“Fancy my going off like that,” she complained. “But I have a long story to tell you, Glowie, so I’d best brace up——”
“Don’t, please, if you feel the effort,” begged Gloria, actually fearful. “They say hearts are the trickiest things when they get on a rampage.”
“I know. But I’ve got to tell you some things, Gloria. I just can’t have my stepmother come here,” began Jack with a brave effort. “She’s all right, and as good as gold, when she isn’t crossed; but these girls——”
“I know. I’ve felt the sting a little myself,” admitted Gloria. “You see, I’m an out and out country girl, and green.”
“So was Joan of Arc, and a beauty at that,” broke in the sick girl. “Now, I’m willing to own up to a fraud, I do pretend a lot just for the fun of ‘stringing’ Jean and her crowd. They’re such sillies.” The scorn that surrounded the term condoned its vulgarity. Gloria smiled her own acquiescence. Jack continued:
“I’ll have to be very personal to make myself clear,” she said. “My dad was a very rich man—a big business man.” As she paused Gloria dismissed the term Pirate’s Daughter as belonging to Jack. A big business man is hardly a pirate, that is not in the usual acceptance of the term. Therefore, that trunk full of possible loot could hardly have belonged to Jack. Neither could she have given Gloria the queer necklace. Somehow she, Gloria, was conscious of relief with the conviction.
“And he left me a lot of money,” went on Jack, neither pride nor assurance tingeing the statement. “Well,” she sighed, “you see, he married Steppy, sort of out of gratitude. She had nursed him through a dangerous fever, and she didn’t save herself in the task either. Steppy is a trump, but you see——” A conscious pause. Then, “You see, she never had any chance of education and she has always associated with rough people, but even that can’t hurt a kind heart, Gloria.” This was a tribute and Gloria appreciated its value.
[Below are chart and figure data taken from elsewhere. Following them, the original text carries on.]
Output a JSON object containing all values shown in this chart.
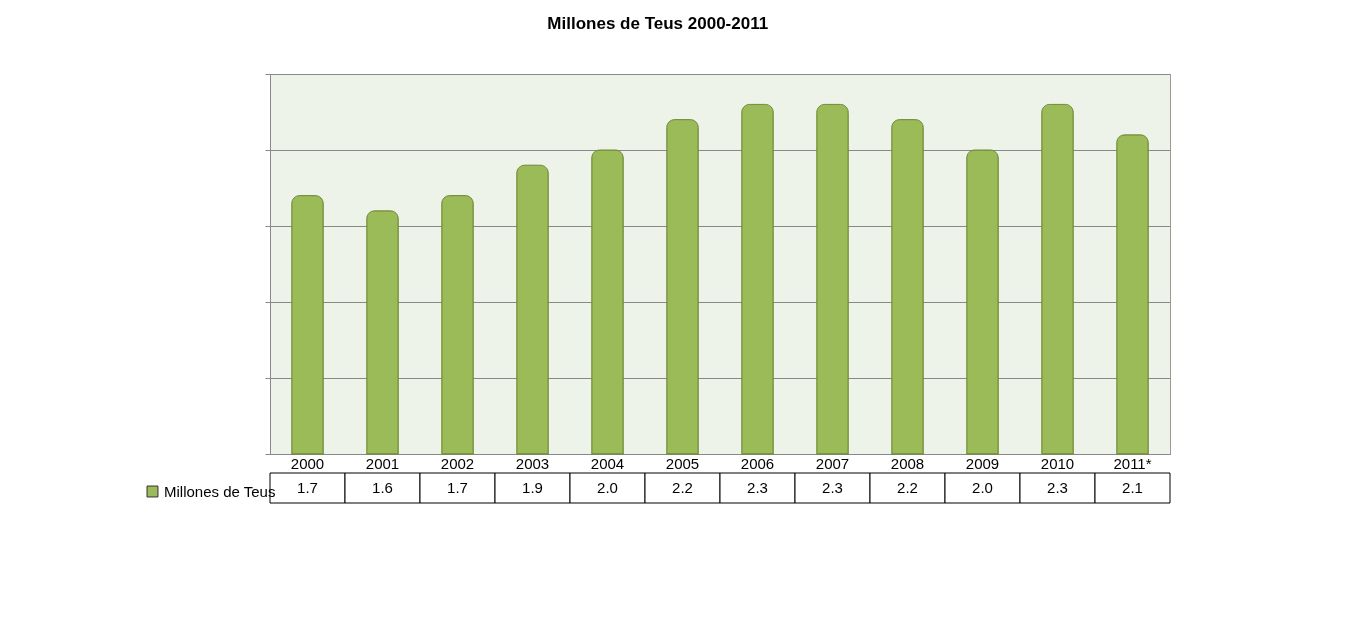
{
  "chart_data": {
    "type": "bar",
    "title": "Millones de Teus 2000-2011",
    "categories": [
      "2000",
      "2001",
      "2002",
      "2003",
      "2004",
      "2005",
      "2006",
      "2007",
      "2008",
      "2009",
      "2010",
      "2011*"
    ],
    "series": [
      {
        "name": "Millones de Teus",
        "color": "#9bbb59",
        "values": [
          1.7,
          1.6,
          1.7,
          1.9,
          2.0,
          2.2,
          2.3,
          2.3,
          2.2,
          2.0,
          2.3,
          2.1
        ],
        "value_labels": [
          "1.7",
          "1.6",
          "1.7",
          "1.9",
          "2.0",
          "2.2",
          "2.3",
          "2.3",
          "2.2",
          "2.0",
          "2.3",
          "2.1"
        ]
      }
    ],
    "ylim": [
      0,
      2.5
    ],
    "yticks": [
      {
        "value": 0,
        "label": null
      },
      {
        "value": 0.5,
        "label": null
      },
      {
        "value": 1,
        "label": null
      },
      {
        "value": 1.5,
        "label": null
      },
      {
        "value": 2,
        "label": null
      },
      {
        "value": 2.5,
        "label": null
      }
    ],
    "grid": "y",
    "tick_labels": "x",
    "legend": "bottom left"
  }
}
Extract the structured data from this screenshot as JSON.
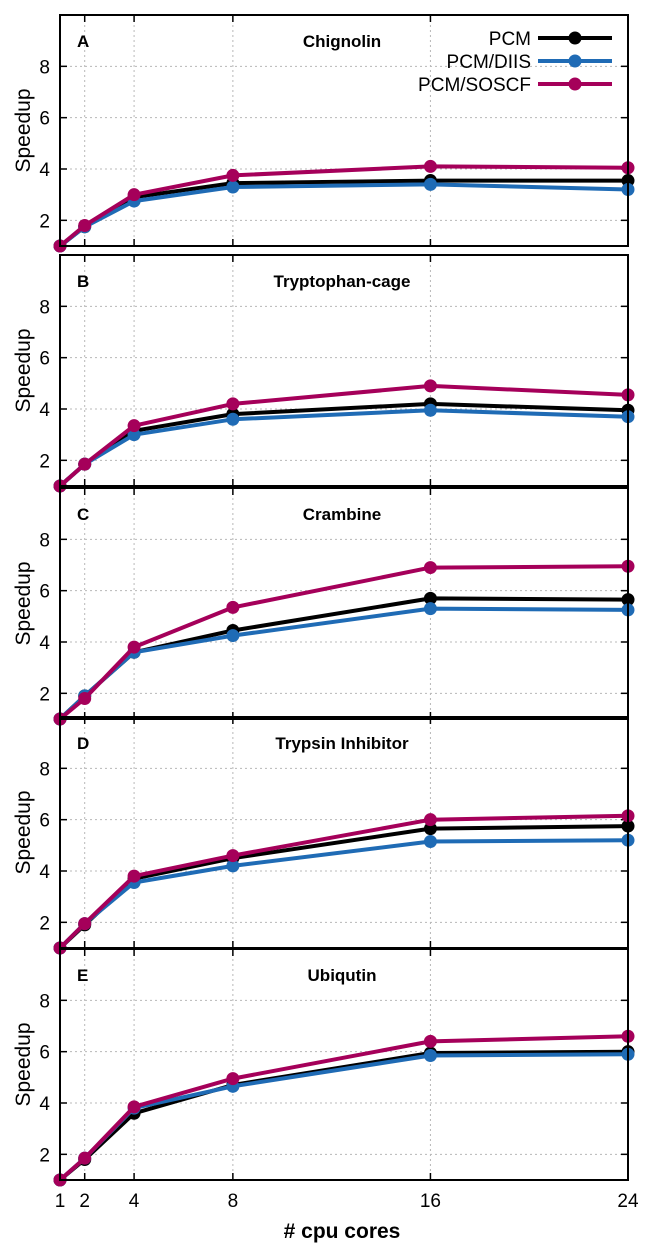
{
  "chart_data": {
    "type": "line",
    "xlabel": "# cpu cores",
    "ylabel": "Speedup",
    "x_ticks": [
      1,
      2,
      4,
      8,
      16,
      24
    ],
    "y_ticks": [
      2,
      4,
      6,
      8
    ],
    "xlim": [
      1,
      24
    ],
    "ylim": [
      1,
      10
    ],
    "grid": true,
    "legend_position": "top-right (in panel A)",
    "colors": {
      "PCM": "#000000",
      "PCM/DIIS": "#1f6bb5",
      "PCM/SOSCF": "#a5005a"
    },
    "x": [
      1,
      2,
      4,
      8,
      16,
      24
    ],
    "panels": [
      {
        "label": "A",
        "title": "Chignolin",
        "series": [
          {
            "name": "PCM",
            "values": [
              1.0,
              1.75,
              2.9,
              3.45,
              3.55,
              3.55
            ]
          },
          {
            "name": "PCM/DIIS",
            "values": [
              1.0,
              1.75,
              2.75,
              3.3,
              3.4,
              3.2
            ]
          },
          {
            "name": "PCM/SOSCF",
            "values": [
              1.0,
              1.8,
              3.0,
              3.75,
              4.1,
              4.05
            ]
          }
        ]
      },
      {
        "label": "B",
        "title": "Tryptophan-cage",
        "series": [
          {
            "name": "PCM",
            "values": [
              1.0,
              1.85,
              3.15,
              3.8,
              4.2,
              3.95
            ]
          },
          {
            "name": "PCM/DIIS",
            "values": [
              1.0,
              1.85,
              3.0,
              3.6,
              3.95,
              3.7
            ]
          },
          {
            "name": "PCM/SOSCF",
            "values": [
              1.0,
              1.85,
              3.35,
              4.2,
              4.9,
              4.55
            ]
          }
        ]
      },
      {
        "label": "C",
        "title": "Crambine",
        "series": [
          {
            "name": "PCM",
            "values": [
              1.0,
              1.9,
              3.6,
              4.45,
              5.7,
              5.65
            ]
          },
          {
            "name": "PCM/DIIS",
            "values": [
              1.0,
              1.9,
              3.6,
              4.25,
              5.3,
              5.25
            ]
          },
          {
            "name": "PCM/SOSCF",
            "values": [
              1.0,
              1.8,
              3.8,
              5.35,
              6.9,
              6.95
            ]
          }
        ]
      },
      {
        "label": "D",
        "title": "Trypsin Inhibitor",
        "series": [
          {
            "name": "PCM",
            "values": [
              1.0,
              1.9,
              3.7,
              4.5,
              5.65,
              5.75
            ]
          },
          {
            "name": "PCM/DIIS",
            "values": [
              1.0,
              1.95,
              3.55,
              4.2,
              5.15,
              5.2
            ]
          },
          {
            "name": "PCM/SOSCF",
            "values": [
              1.0,
              1.95,
              3.8,
              4.6,
              6.0,
              6.15
            ]
          }
        ]
      },
      {
        "label": "E",
        "title": "Ubiqutin",
        "series": [
          {
            "name": "PCM",
            "values": [
              1.0,
              1.8,
              3.6,
              4.7,
              5.95,
              6.0
            ]
          },
          {
            "name": "PCM/DIIS",
            "values": [
              1.0,
              1.85,
              3.8,
              4.65,
              5.85,
              5.9
            ]
          },
          {
            "name": "PCM/SOSCF",
            "values": [
              1.0,
              1.85,
              3.85,
              4.95,
              6.4,
              6.6
            ]
          }
        ]
      }
    ]
  }
}
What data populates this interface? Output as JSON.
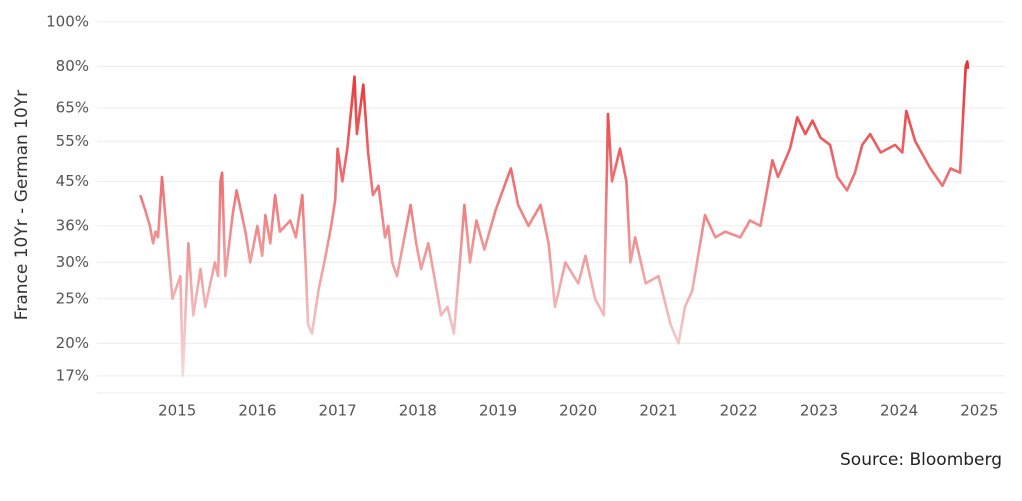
{
  "chart_data": {
    "type": "line",
    "y_label": "France 10Yr - German 10Yr",
    "source": "Source: Bloomberg",
    "log_scale": true,
    "grid": true,
    "colors": [
      "#f4e4e4",
      "#ea1519"
    ],
    "xlim": [
      2014.0,
      2025.32
    ],
    "xticks": [
      2015,
      2016,
      2017,
      2018,
      2019,
      2020,
      2021,
      2022,
      2023,
      2024,
      2025
    ],
    "ylim": [
      15.6,
      104
    ],
    "yticks": [
      {
        "value": 17,
        "label": "17%"
      },
      {
        "value": 20,
        "label": "20%"
      },
      {
        "value": 25,
        "label": "25%"
      },
      {
        "value": 30,
        "label": "30%"
      },
      {
        "value": 36,
        "label": "36%"
      },
      {
        "value": 45,
        "label": "45%"
      },
      {
        "value": 55,
        "label": "55%"
      },
      {
        "value": 65,
        "label": "65%"
      },
      {
        "value": 80,
        "label": "80%"
      },
      {
        "value": 100,
        "label": "100%"
      }
    ],
    "x": [
      2014.54,
      2014.6,
      2014.66,
      2014.7,
      2014.73,
      2014.76,
      2014.81,
      2014.94,
      2015.04,
      2015.07,
      2015.14,
      2015.2,
      2015.29,
      2015.35,
      2015.47,
      2015.51,
      2015.54,
      2015.56,
      2015.6,
      2015.69,
      2015.74,
      2015.85,
      2015.91,
      2016.0,
      2016.06,
      2016.1,
      2016.16,
      2016.22,
      2016.28,
      2016.41,
      2016.48,
      2016.56,
      2016.6,
      2016.63,
      2016.68,
      2016.76,
      2016.85,
      2016.92,
      2016.97,
      2017.0,
      2017.06,
      2017.12,
      2017.21,
      2017.24,
      2017.32,
      2017.38,
      2017.44,
      2017.51,
      2017.59,
      2017.63,
      2017.68,
      2017.74,
      2017.91,
      2017.98,
      2018.04,
      2018.13,
      2018.22,
      2018.29,
      2018.37,
      2018.45,
      2018.53,
      2018.58,
      2018.65,
      2018.73,
      2018.83,
      2018.97,
      2019.1,
      2019.16,
      2019.25,
      2019.38,
      2019.53,
      2019.63,
      2019.71,
      2019.84,
      2020.0,
      2020.09,
      2020.21,
      2020.32,
      2020.37,
      2020.42,
      2020.52,
      2020.6,
      2020.65,
      2020.71,
      2020.84,
      2021.0,
      2021.15,
      2021.25,
      2021.33,
      2021.42,
      2021.58,
      2021.71,
      2021.83,
      2022.02,
      2022.14,
      2022.27,
      2022.33,
      2022.42,
      2022.49,
      2022.64,
      2022.73,
      2022.83,
      2022.92,
      2023.02,
      2023.14,
      2023.23,
      2023.35,
      2023.45,
      2023.54,
      2023.64,
      2023.77,
      2023.95,
      2024.04,
      2024.09,
      2024.2,
      2024.39,
      2024.54,
      2024.64,
      2024.76,
      2024.83,
      2024.85,
      2024.86
    ],
    "series": [
      {
        "name": "France 10Yr - German 10Yr",
        "values": [
          42,
          39,
          36,
          33,
          35,
          34,
          46,
          25,
          28,
          17,
          33,
          23,
          29,
          24,
          30,
          28,
          45,
          47,
          28,
          38,
          43,
          35,
          30,
          36,
          31,
          38,
          33,
          42,
          35,
          37,
          34,
          42,
          30,
          22,
          21,
          26,
          31,
          36,
          41,
          53,
          45,
          53,
          76,
          57,
          73,
          52,
          42,
          44,
          34,
          36,
          30,
          28,
          40,
          33,
          29,
          33,
          27,
          23,
          24,
          21,
          31,
          40,
          30,
          37,
          32,
          39,
          45,
          48,
          40,
          36,
          40,
          33,
          24,
          30,
          27,
          31,
          25,
          23,
          63,
          45,
          53,
          45,
          30,
          34,
          27,
          28,
          22,
          20,
          24,
          26,
          38,
          34,
          35,
          34,
          37,
          36,
          41,
          50,
          46,
          53,
          62,
          57,
          61,
          56,
          54,
          46,
          43,
          47,
          54,
          57,
          52,
          54,
          52,
          64,
          55,
          48,
          44,
          48,
          47,
          80,
          82,
          79
        ]
      }
    ]
  }
}
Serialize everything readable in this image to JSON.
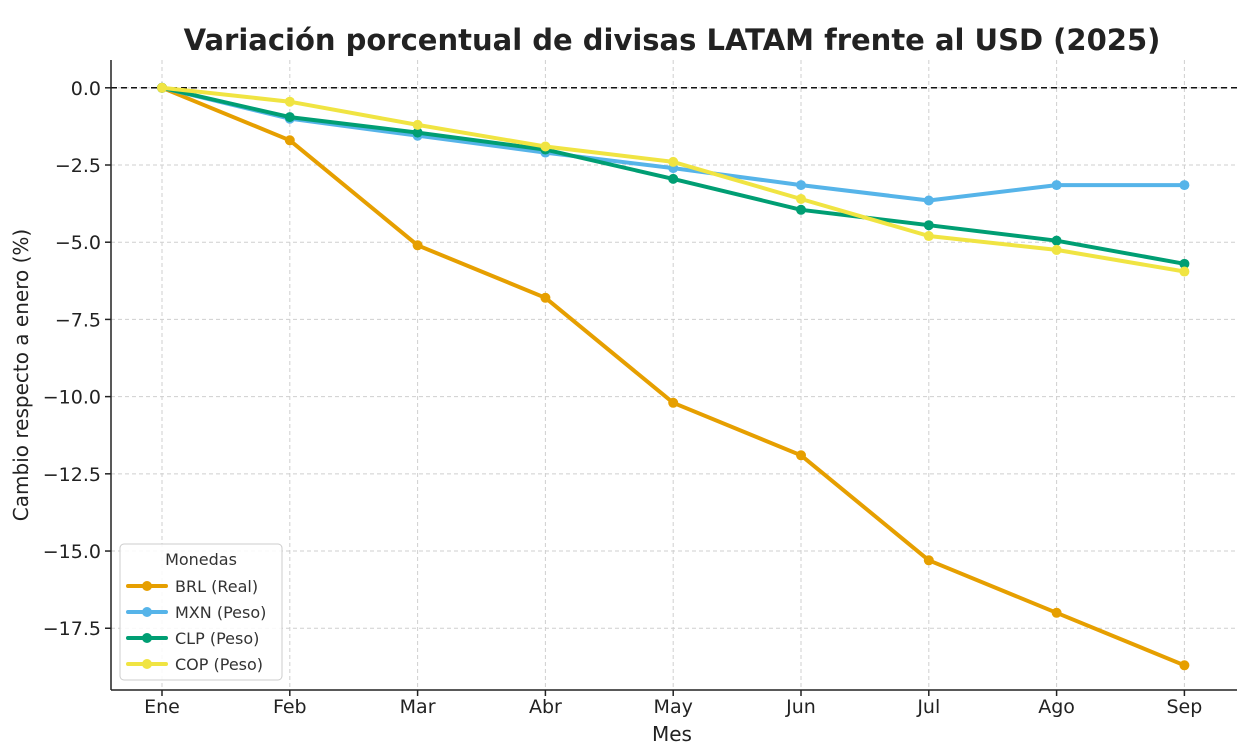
{
  "chart_data": {
    "type": "line",
    "title": "Variación porcentual de divisas LATAM frente al USD (2025)",
    "xlabel": "Mes",
    "ylabel": "Cambio respecto a enero (%)",
    "categories": [
      "Ene",
      "Feb",
      "Mar",
      "Abr",
      "May",
      "Jun",
      "Jul",
      "Ago",
      "Sep"
    ],
    "ylim": [
      -19.5,
      0.9
    ],
    "yticks": [
      0.0,
      -2.5,
      -5.0,
      -7.5,
      -10.0,
      -12.5,
      -15.0,
      -17.5
    ],
    "ytick_labels": [
      "0.0",
      "−2.5",
      "−5.0",
      "−7.5",
      "−10.0",
      "−12.5",
      "−15.0",
      "−17.5"
    ],
    "grid": true,
    "reference_line": 0,
    "legend": {
      "title": "Monedas",
      "position": "lower-left"
    },
    "series": [
      {
        "name": "BRL (Real)",
        "color": "#E69F00",
        "values": [
          0,
          -1.7,
          -5.1,
          -6.8,
          -10.2,
          -11.9,
          -15.3,
          -17.0,
          -18.7
        ]
      },
      {
        "name": "MXN (Peso)",
        "color": "#56B4E9",
        "values": [
          0,
          -1.0,
          -1.55,
          -2.1,
          -2.6,
          -3.15,
          -3.65,
          -3.15,
          -3.15
        ]
      },
      {
        "name": "CLP (Peso)",
        "color": "#009E73",
        "values": [
          0,
          -0.95,
          -1.45,
          -2.0,
          -2.95,
          -3.95,
          -4.45,
          -4.95,
          -5.7
        ]
      },
      {
        "name": "COP (Peso)",
        "color": "#F0E442",
        "values": [
          0,
          -0.45,
          -1.2,
          -1.9,
          -2.4,
          -3.6,
          -4.8,
          -5.25,
          -5.95
        ]
      }
    ]
  }
}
“Yes,” she agreed, “a good kind heart doesn’t depend on circumstances nor upon education. Jane, she’s my near-mother, she always said, kind hearts were all the angels left us when they ‘shooed’ us out of paradise.”
“I guess so,” sighed Jack, abstractedly. “But I’ll have to hurry.” A furtive glance at the door told why. “You see, when dad died he left my fortune” (she smiled) “all nicely done up and parcelled out so I could get a little package ever so often. And he gave Steppy all she will ever need. There’s no trouble about that, but it seems, I should have told you at the beginning, that Steppy is a little queer, has ideas about buried treasures and all that. Why, I’ve seen her run up to a strange girl and ask her where she got her string of beads! Imagine, when the girl replied icily: ‘In the ten cent store, but they’re all gone.’”
Both laughed. Gloria wondered what the woman might ask her if she ever saw the smoky beads she secretly possessed.